Leitores desse cronista metido a teórico comprovam a eficácia do público alvo:

Vinícius Gestinari: "Aqui nunca, por nada, se canta vitória antes da hora"
Lucas: "Pra mim, a frase que o palmeirense não comemora, mas desabafa, arrepiou até o último fio de cabelo. Foi certeiro demais".
Rodrigo: "O fato de nós não tentarmos esquecer e muito menos apagar os momentos ruin. Aprendemos com isso e buscamos sempre voltar ao topo".
Emerson Souza: "Poxa, fui até ver o vídeo de novo…tudo me representa, fiquei arrepiado e emocionado de novo."
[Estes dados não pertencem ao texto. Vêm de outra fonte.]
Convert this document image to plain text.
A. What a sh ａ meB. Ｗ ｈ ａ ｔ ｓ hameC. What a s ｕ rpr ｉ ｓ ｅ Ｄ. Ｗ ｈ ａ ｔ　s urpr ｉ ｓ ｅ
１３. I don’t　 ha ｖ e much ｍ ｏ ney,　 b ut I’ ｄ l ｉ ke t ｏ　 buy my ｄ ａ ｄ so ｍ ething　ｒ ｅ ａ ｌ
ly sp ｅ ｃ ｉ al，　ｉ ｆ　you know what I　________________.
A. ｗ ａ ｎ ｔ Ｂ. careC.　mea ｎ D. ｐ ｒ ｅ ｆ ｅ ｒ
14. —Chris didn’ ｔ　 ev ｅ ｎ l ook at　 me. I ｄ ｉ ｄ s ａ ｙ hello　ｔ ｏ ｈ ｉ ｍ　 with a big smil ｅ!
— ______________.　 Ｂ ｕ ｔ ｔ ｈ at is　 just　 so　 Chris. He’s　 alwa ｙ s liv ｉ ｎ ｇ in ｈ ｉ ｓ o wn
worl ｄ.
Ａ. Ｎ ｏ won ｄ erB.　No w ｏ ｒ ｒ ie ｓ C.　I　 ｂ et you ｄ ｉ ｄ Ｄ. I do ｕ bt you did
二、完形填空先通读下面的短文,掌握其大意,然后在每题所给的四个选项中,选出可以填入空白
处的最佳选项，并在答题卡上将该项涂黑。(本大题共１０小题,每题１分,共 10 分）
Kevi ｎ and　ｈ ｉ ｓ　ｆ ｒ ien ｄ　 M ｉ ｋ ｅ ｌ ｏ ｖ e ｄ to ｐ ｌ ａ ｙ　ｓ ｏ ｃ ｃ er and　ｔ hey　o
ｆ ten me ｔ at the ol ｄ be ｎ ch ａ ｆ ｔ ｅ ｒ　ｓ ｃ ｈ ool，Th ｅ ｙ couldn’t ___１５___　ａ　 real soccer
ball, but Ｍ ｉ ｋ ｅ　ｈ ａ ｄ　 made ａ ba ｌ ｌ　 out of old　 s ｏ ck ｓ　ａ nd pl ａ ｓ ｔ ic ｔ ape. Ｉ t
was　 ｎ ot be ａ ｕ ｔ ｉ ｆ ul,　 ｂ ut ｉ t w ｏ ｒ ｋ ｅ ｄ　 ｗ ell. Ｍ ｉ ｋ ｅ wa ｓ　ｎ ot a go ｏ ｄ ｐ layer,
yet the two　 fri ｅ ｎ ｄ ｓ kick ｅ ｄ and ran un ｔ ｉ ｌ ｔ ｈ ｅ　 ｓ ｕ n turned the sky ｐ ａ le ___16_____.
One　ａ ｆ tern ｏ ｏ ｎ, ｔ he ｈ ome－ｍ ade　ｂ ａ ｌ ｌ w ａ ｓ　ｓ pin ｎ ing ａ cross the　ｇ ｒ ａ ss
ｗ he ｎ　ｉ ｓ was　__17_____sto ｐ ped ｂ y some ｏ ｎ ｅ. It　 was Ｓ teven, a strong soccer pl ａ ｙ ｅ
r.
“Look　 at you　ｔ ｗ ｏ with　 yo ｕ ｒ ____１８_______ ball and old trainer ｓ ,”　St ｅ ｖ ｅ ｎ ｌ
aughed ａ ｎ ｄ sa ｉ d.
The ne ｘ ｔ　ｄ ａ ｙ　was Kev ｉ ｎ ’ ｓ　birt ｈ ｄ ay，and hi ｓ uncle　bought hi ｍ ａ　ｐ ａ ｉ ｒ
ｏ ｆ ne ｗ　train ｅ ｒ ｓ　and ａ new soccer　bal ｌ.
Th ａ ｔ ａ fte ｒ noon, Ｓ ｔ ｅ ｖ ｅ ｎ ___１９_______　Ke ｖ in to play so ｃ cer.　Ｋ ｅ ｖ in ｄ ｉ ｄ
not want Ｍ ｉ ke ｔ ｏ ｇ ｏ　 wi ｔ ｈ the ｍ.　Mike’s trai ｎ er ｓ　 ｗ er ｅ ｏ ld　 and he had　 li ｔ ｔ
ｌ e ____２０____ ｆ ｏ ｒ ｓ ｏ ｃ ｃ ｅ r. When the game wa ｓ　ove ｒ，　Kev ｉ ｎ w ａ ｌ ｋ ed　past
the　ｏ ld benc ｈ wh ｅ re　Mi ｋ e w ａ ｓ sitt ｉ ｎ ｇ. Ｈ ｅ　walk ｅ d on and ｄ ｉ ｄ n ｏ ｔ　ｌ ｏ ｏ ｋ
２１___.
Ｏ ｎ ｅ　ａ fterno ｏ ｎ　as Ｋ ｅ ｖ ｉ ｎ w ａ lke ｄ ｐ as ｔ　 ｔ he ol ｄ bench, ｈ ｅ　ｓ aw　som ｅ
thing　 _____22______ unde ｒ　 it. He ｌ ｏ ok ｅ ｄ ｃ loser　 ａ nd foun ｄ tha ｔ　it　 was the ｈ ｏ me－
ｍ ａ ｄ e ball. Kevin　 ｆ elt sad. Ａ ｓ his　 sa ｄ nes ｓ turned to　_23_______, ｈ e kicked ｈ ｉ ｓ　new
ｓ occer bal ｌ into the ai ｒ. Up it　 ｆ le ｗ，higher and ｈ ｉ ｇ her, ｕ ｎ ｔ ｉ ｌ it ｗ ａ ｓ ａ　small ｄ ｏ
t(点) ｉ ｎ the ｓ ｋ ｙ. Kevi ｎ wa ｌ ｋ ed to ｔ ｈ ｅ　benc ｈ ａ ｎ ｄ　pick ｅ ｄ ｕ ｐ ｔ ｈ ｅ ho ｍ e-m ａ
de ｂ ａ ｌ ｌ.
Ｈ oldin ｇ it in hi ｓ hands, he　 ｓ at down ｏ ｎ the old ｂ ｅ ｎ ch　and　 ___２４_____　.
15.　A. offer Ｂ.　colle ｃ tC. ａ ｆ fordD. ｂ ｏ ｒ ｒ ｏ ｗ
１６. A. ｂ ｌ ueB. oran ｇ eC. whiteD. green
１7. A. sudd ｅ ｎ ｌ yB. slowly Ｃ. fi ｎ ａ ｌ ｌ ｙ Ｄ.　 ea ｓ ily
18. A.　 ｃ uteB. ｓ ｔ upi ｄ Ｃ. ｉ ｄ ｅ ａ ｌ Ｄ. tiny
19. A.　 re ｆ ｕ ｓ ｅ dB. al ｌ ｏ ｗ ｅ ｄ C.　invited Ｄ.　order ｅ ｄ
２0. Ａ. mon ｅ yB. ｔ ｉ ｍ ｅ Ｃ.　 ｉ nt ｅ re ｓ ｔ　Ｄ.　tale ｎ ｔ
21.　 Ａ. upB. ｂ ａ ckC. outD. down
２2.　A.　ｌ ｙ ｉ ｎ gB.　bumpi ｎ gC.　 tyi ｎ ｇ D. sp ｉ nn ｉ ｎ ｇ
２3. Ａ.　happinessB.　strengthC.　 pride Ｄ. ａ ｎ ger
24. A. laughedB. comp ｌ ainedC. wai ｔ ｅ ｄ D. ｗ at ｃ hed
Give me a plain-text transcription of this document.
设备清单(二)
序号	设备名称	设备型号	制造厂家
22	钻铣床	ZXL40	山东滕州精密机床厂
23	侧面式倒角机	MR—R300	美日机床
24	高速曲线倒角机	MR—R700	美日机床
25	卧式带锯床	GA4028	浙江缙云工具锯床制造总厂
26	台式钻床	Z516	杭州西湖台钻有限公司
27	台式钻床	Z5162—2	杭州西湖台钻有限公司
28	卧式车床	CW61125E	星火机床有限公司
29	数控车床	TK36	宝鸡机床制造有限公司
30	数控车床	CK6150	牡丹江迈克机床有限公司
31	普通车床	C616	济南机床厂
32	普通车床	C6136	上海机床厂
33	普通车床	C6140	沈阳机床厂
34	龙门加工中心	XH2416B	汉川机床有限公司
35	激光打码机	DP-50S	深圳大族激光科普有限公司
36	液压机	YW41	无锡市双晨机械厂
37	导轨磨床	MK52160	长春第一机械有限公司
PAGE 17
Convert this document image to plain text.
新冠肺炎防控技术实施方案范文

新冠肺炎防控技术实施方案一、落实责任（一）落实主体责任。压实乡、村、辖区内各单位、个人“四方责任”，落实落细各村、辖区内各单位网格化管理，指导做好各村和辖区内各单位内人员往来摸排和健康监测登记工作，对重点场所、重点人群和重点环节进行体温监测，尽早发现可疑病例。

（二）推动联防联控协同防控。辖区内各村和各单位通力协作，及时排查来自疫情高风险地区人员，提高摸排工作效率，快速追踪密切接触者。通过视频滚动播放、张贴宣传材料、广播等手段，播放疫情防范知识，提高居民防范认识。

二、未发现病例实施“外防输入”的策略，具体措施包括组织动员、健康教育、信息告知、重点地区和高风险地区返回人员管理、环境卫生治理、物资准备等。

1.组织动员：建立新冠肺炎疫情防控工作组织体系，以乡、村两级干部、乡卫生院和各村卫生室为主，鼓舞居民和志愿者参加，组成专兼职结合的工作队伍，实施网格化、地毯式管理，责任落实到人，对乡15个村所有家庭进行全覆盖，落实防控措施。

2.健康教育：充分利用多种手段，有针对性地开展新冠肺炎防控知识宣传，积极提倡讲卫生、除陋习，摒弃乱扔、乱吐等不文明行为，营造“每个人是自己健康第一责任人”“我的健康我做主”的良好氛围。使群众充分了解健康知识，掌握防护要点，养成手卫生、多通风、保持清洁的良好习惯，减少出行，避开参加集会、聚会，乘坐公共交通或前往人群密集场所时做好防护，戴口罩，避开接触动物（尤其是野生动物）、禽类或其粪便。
Mas é com uma reposta específica que voltamos a passear pela história da comunicação: "A defesa do torcedor de pouc recurso, daquele que quase nunca vai ao Allianz ou sequer o conhece.." A teoria culturológica constrói, ou melhor, descontrói em partes que só exista uma versão manipuladora dos fatos, mas que há representatividade no processo. "a Cultura de Massa adequa-se aos desejos, às aspirações da massa tornando-se uma forma de auto-realização do que é suprimido na “vida real”…faz uma transição entre o real e o imaginário"

rincon

Rapper, negro, piercings no rosto, letras pesadas de contestação ao sistema, sinônimo de resistência de um Brasil de pouco dinheiro, pouco respeito, pouco amor, pouca relevância sob os holofotes. O cara que pronuncia de alma cheia: "Verde agora é a cor da inveja". O momento em que mais explodem recados e respingos pelo plasma desse produto. Explicamos.

Todo ser torcedor sabe dos padrões. O verde é classe, berço europeu, ostentação de valores monetários e sanguíneos. O alvinegro, a luta de classe, o pouco recurso, o negro, o gueto, o rap. Nem sempre verdadeiros e tantas vezes ignorantes, mas enraizados. A teoria diz ainda que a cultura de massa corrompe e desagrega as outras culturas, que não saem imunes a este contato. Que contestação gigante.

cor

Não, Marcelo. O problema dessa história é sentir que sua cultura foi incutida a um produto/pessoa/classe com a qual os seus semelhantes se habituram a rivalizar. Ser a contraposição. O que não é uma verdade absoluta, mas um padrão construído. Vê-lo desmoronar em um discurso tão intenso e cheio de significados vai causar, advinhem: raiva. Uma amizade intimíssima da inveja.

Padrões que começaram a existir, segundo Bernard Cohen: "Na maior parte do tempo, a imprensa pode não ter êxito em dizer aos leitores como pensar, mas é espantosamente exitosa em dizer aos leitores sobre o que pensar". Marcelo´s ou Gabriéi’s não nascem sabendo, em tese, o que é o significado base de Corinthians ou Palmeiras. São agendados desta maneira. Quem remete, define. 1920, essa teoria.

A nós, aqui, cabe pensar em outro aspecto. Com protagonismo ao palmeirense, o receptor que, segundo a teoria do Gatekeeper, "não leva em conta o contexto social em que a mensagem será publicada e sim sua própria percepção e suas experiências". Lembram dos tuítes que diziam "me arrepie, me emocionei, gritei, não comemorei, desabafei, chorei..". Desejos reprimidos por anos, ansiedade, descontrole apaixonado. A mensagem que a Puma dá é um libertário que diz a essas sensações todas:

"É normal, é nosso, é genuíno, é de todos, é o Palmeiras".

Golaço.

Se o verde é a cor da inveja, da esperança ou da arvoré na sua esquina, quem decide, é você. A Puma deu uma aula de meio, mensagem, significados, proporções e técnica. Além de um lindo manifesto, uma construção muito complexa que se explica pela história da comunicação e que, de verdade, só é arrogante na quantidade de talento empregada.